No Brasil, os catadores de materiais recicláveis desempenham um papel essencial na reciclagem e redução de resíduos urbanos. Embora contribuam diretamente para a sustentabilidade e economia nas cidades, a rotina desse profissional ​​envolve desafios diários, principalmente para quem trabalha de forma autônoma se deparando com condições trabalhistas precárias. Segundo pesquisa feita pela Ciclosoft em 2023, 70% dos catadores autônomos possuem uma renda mensal abaixo de R$1.100 e 67,7% deles não recebem qualquer benefício do governo.

Vitor Meireles já atuou como catador de materiais recicláveis de forma autônoma e dentro de cooperativas por quase 10 anos, hoje ele é o atual presidente da Cooperativa de Reciclagem São Bernardo, em Campinas. Em sua trajetória como independente, enfrentou diversos desafios físicos, emocionais e econômicos. “Era muito esforço físico, tinha também a falta de material”, lembra. Ao buscar melhores condições, Vitor viu na cooperativa uma oportunidade. “Eu entrei porque sabia que ia aprender mais coisas, ia ter uma renda melhor também, porque na rua a gente sai meio sem saber quanto a gente vai conseguir tirar no dia”, conta o profissional.  

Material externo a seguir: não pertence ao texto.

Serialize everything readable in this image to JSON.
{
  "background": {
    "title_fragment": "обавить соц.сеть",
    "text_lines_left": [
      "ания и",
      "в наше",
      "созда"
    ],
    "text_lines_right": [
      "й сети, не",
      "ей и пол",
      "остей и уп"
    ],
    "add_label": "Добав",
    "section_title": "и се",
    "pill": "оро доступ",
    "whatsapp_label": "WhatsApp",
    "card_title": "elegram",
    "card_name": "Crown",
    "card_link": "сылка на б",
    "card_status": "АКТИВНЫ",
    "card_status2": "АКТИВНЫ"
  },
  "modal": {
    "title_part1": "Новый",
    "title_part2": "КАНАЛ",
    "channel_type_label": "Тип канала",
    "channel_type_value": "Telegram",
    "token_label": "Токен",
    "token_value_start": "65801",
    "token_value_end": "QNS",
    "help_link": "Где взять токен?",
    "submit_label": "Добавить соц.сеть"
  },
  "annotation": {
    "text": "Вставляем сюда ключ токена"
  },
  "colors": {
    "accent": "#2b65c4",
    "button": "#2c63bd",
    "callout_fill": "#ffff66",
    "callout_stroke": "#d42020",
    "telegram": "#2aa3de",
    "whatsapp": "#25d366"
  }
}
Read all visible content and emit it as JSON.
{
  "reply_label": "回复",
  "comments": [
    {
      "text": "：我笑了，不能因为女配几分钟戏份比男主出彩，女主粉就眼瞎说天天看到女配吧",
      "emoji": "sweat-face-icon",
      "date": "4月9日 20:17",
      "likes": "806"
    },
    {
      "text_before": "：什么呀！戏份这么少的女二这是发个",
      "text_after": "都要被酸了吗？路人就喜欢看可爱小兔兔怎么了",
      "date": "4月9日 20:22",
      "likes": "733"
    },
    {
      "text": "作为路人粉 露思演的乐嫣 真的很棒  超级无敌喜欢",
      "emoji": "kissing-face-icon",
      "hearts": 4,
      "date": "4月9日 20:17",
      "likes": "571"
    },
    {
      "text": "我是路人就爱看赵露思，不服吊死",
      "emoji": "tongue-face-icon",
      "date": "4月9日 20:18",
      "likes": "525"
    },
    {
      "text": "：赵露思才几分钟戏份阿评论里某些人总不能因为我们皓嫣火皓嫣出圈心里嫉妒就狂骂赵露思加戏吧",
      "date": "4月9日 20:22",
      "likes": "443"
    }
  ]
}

A Socióloga e Educadora Ambiental, Elaine Ricci explica que a formalização dos catadores possibilita uma melhora na qualidade de vida, através dos benefícios nas condições de trabalho e o incentivo no meio empresarial, “Eu entendo que a formalização dos catadores e catadoras traz mais dignidade para o trabalho, porque assim, eles conseguem trabalhar em condições mais adequado, buscar parcerias que fortaleçam esse ambiente e fazer esse trabalho da melhor forma”, explica Elaine. 

Em Campinas, de acordo com os dados deste ano do Novo CAGED, a remuneração desse profissional pode variar entre R$1.596,61 e R$2.350,18, dependendo da política da empresa. Renata, embaixadora do Lixo Zero de Campinas, ressalta que, apesar de alguns benefícios que as cooperativas oferecem, os catadores ainda não recebem o reconhecimento social que merecem: “É um trabalho de suma importância social, tanto na reciclagem do resíduo sólido como na compostagem. Mas, ainda nós não chegamos a uma consistência de olhar para essas pessoas como agentes sociais e ambientais que estão cuidando do nosso futuro “, avalia. 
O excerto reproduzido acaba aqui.